Le phénomène à l'œuvre avec cette cassette n'a rien de nouveau, mais il est toutefois assez emblématique pour mériter qu'on s'y arrête un moment. Il s'agit de la mise en musique d'un poème. Prenons comme point de départ un texte écrit sur un support physique, livre, cahier, feuille volante ou tablette, peu importe, pensé pour un lecteur à la fois, deux ou trois à la limite mais on va dans ce cas vite se heurter à des limites concrètes : vitesse de lecture, texte murmuré ou suivi du doigt, ce qui peut entraver la concentration, donc la compréhension. Ce texte renvoie toujours le lecteur à lui-même. Sa diffusion, même massive, empêche une adhésion de masse. Il fonctionne toujours au cas par cas. La lecture à voix haute permet, elle cette adhésion immédiate et plurielle. C'est d'ailleurs ce qui prime en poésie, si l'on en revient à sa forme originale : elle est parole avant d'être écrit. En récitant le texte à voix haute, on touche simultanément un auditoire plus large : une classe, une salle et, si on ajoute un micro, un ampli et des enceintes, un stade tout entier. Le poème recouvre alors sa dimension incantatoire, sa fonction magique originelle. Avec les moyens de diffusion modernes (enregistrement numérique et mise en ligne instantanée), on peut en un seul coup potentiellement toucher le monde entier. Potentiellement seulement.

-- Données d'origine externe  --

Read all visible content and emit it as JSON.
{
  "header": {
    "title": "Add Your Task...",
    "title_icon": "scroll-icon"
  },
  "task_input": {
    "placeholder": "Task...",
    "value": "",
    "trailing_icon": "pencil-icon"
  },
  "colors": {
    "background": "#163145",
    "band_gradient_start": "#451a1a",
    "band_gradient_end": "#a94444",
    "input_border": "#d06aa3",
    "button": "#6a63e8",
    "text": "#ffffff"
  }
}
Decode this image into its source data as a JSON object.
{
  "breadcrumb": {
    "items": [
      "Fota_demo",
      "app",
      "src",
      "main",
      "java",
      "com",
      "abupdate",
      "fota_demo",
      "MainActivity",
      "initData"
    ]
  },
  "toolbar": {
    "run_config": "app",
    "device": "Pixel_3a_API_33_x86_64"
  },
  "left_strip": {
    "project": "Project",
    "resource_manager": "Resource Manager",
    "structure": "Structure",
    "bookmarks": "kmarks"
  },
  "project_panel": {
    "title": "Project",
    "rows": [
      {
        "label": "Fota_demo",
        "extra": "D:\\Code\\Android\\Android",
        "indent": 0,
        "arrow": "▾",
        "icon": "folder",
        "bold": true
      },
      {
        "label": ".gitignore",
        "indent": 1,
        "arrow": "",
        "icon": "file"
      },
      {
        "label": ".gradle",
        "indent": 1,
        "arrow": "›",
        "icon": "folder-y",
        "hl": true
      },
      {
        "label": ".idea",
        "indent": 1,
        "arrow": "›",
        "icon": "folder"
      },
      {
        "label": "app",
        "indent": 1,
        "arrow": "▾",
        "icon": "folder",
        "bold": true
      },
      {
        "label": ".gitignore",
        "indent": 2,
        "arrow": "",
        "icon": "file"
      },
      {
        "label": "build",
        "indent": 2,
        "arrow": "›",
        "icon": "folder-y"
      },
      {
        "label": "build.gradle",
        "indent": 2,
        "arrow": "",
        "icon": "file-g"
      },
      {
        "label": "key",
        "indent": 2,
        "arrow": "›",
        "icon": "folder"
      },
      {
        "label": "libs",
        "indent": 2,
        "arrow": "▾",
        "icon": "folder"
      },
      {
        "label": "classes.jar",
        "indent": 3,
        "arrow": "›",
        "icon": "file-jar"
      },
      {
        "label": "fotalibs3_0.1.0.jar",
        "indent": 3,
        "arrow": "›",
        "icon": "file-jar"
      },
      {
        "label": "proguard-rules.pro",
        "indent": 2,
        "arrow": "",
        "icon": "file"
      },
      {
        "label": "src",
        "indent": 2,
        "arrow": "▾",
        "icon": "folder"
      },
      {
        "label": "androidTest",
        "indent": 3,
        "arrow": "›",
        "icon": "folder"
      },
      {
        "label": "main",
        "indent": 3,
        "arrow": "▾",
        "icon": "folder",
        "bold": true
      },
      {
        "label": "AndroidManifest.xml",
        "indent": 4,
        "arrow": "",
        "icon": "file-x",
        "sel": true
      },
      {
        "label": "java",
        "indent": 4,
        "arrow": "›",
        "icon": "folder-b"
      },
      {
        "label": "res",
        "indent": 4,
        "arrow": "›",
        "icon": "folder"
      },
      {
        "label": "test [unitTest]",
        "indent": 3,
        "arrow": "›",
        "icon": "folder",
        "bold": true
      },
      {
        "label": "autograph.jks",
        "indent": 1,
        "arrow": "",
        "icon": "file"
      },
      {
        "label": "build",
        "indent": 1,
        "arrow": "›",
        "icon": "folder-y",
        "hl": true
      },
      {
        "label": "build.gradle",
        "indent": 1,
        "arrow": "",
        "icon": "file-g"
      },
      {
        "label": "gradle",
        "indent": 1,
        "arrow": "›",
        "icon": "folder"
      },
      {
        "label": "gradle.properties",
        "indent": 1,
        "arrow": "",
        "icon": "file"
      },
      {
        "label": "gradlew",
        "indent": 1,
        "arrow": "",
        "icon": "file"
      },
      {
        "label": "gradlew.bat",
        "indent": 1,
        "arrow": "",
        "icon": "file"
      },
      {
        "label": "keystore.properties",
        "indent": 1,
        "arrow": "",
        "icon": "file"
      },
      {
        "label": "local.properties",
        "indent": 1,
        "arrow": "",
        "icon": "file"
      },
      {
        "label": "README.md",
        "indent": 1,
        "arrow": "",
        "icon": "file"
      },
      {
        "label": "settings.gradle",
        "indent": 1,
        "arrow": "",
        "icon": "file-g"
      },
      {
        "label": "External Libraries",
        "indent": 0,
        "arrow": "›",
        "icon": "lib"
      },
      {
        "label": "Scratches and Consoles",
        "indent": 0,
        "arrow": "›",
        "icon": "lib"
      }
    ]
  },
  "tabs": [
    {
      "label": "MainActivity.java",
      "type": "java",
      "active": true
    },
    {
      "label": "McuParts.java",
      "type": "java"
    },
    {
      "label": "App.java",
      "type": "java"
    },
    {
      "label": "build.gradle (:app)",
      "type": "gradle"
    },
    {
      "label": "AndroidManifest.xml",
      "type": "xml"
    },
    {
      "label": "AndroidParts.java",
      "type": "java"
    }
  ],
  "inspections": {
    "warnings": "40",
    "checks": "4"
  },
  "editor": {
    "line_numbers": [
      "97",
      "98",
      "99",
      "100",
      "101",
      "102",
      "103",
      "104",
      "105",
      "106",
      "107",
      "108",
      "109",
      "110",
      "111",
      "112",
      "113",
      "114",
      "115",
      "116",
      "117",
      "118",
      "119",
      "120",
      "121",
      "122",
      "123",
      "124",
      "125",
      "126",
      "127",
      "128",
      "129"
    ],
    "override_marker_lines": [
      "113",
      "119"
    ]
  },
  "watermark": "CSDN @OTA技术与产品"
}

En vérité, une voix nue récitant dans le silence est peu diffusée, car peu écoutée. Il faudrait vraiment beaucoup de charisme à l'orateur, beaucoup de technique aussi et un sujet brûlant. Et même si toutes ces conditions sont réunies, la portée du discours restera confidentielle à l'échelle du monde. Avec de la musique c'est autre chose. La musique habille le texte et l'emporte plus loin qu'aucun orateur ne pourra jamais le faire. Elle donne au texte une portée magique. C'est sans doute cette particularité-là qu'avait en tête Jean Albany quand il a commencé à penser à mettre de la musique sur ses poèmes. Comme tout poète, il sait que la musique rend aux mots leur dimension sacrée. C'est l'enfance de l'Art poétique : « De la musique avant toute chose ». Pour réussir, elle doit puiser à l'intérieur du texte les ressources rythmiques inhérentes à sa forme pour élargir l'audience au maximum.
Contrairement au roman, dont les contours et le corps même sont sans cesse en mouvement, ce qui empêche la fixation dans la mémoire (on peut retenir quelques passages, quelques phrases éparses, mais le reste est noyé dans un ensemble mouvant où chaque mot efface le précédent), le poème, dans sa forme première (avant l'imprimerie, peut-être même avant l'écriture) est fait pour être mémorisé, récité et transmis. Il doit l'être. C'est sa seule possibilité d'exister dans le temps. Il dispose pour cela d'atouts évidents : musicalité interne, rythme propre, rime (un vers appelant automatiquement le suivant). Ce qui fait que n'importe qui, avec plus ou moins de facilité cependant, peut apprendre un poème par cœur, c'est-à-dire le faire sien. C'est plus compliqué avec un roman.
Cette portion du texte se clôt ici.